Raffle Produces First Local Winner

Raffle Produces First Local Winner

12/30/2014 

John Reagan was leading a work meeting when his cell phone rang on Dec. 30, a Tuesday morning. The caller ID showed an unknown number, so he ignored it.

When it rang again less than a minute later, he thought it might be an emergency.

“I answered because my kids are on vacation (from school),” Reagan said. “I wanted to make sure they were ok.”

Luckily, there was no family emergency. The phone call came to deliver the news that Reagan was the grand prize winner of SUNY Cortland’s Super Bowl Raffle. His name was picked at random from a raffle drum Tuesday morning, making him the owner of two tickets to Super Bowl XLIX in Glendale, Ariz., on Feb. 1, plus a three-night hotel stay and $1,000 for other trip expenses.

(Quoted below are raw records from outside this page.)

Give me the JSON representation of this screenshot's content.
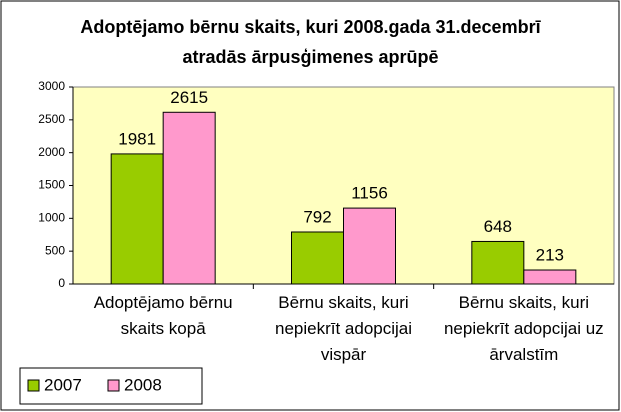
{
  "chart_data": {
    "type": "bar",
    "title": "Adoptējamo bērnu skaits, kuri 2008.gada 31.decembrī atradās ārpusģimenes aprūpē",
    "categories": [
      "Adoptējamo bērnu skaits kopā",
      "Bērnu skaits, kuri nepiekrīt adopcijai vispār",
      "Bērnu skaits, kuri nepiekrīt adopcijai uz ārvalstīm"
    ],
    "series": [
      {
        "name": "2007",
        "color": "#99cc00",
        "values": [
          1981,
          792,
          648
        ]
      },
      {
        "name": "2008",
        "color": "#ff99cc",
        "values": [
          2615,
          1156,
          213
        ]
      }
    ],
    "ylim": [
      0,
      3000
    ],
    "yticks": [
      0,
      500,
      1000,
      1500,
      2000,
      2500,
      3000
    ],
    "grid": false,
    "legend": "bottom-left"
  }
}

“At first I thought it was a joke from some of my friends (at the College),” he said. “It was unbelievable because I’ve never won anything of substantial value before.

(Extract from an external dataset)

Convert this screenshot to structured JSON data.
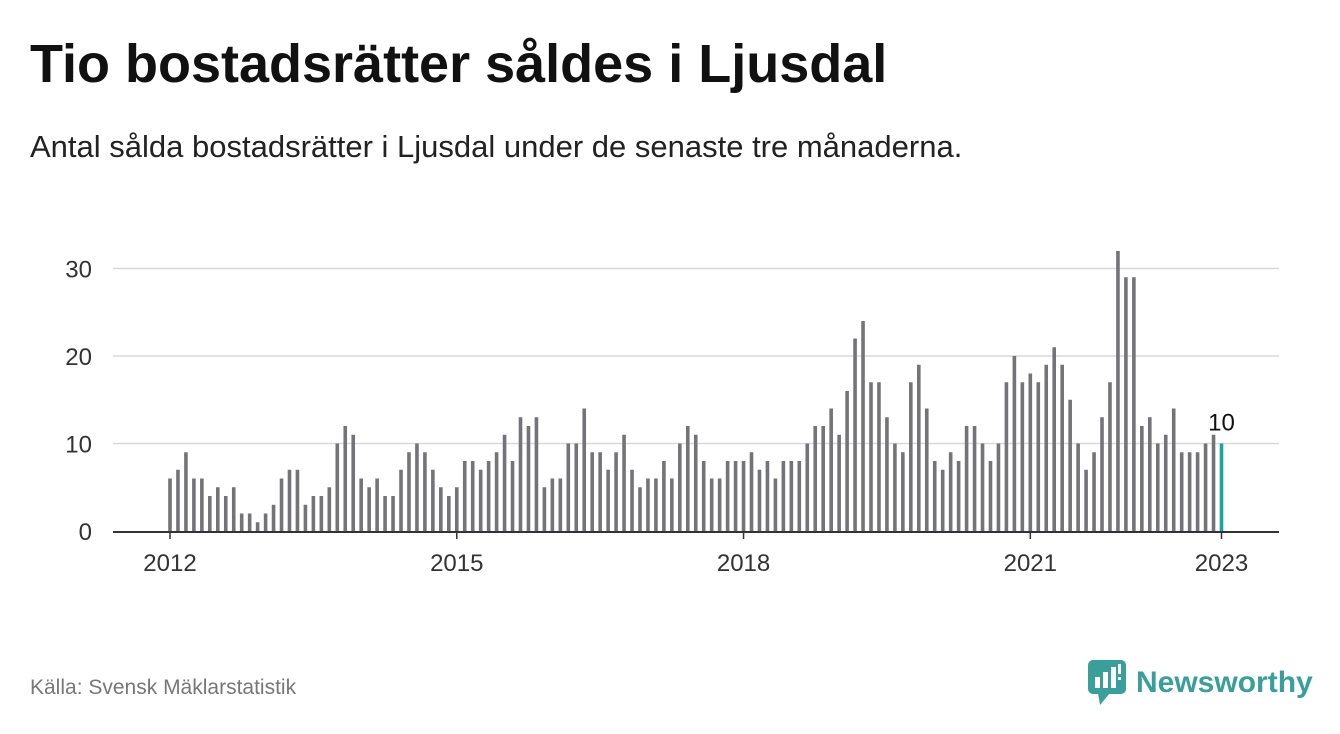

“I’d never be able to afford to go without the opportunity of the raffle, so I couldn’t be more excited.”

A certified public accountant who owns Prime Payroll Relief, a payroll bureau business in Cortland, Reagan is the first local winner of the sixth-year raffle. He participates annually and this year purchased several of the $50 raffle tickets, including one as a gift during the holiday season.

All told, the drawing included 342 entries and pulled in more than $15,000 for student scholarships. The Super Bowl tickets to University of Phoenix Stadium, valued at $2,000, were provided to SUNY Cortland as part of the College’s partnership with the New York Jets.

Matt McSherry, an accountant from the firm of Port, Kashdin and McSherry, audited the entire proceedings.

“I’ve always participated because I like to support the efforts of the Cortland College Foundation,” said Reagan, who grew up in Cortland and attended Tompkins Cortland Community College before graduating from Binghamton University.

Shortly after receiving the news, he phoned his family members. He said he hasn’t yet decided who to bring, although it likely will be his wife. The fact that the big game will be played in a warm weather city in February, a year after taking place in New Jersey, proved to be icing on the cake.

“With the winters we have here, any place warm would have been great,” he said. “Arizona will be wonderful.”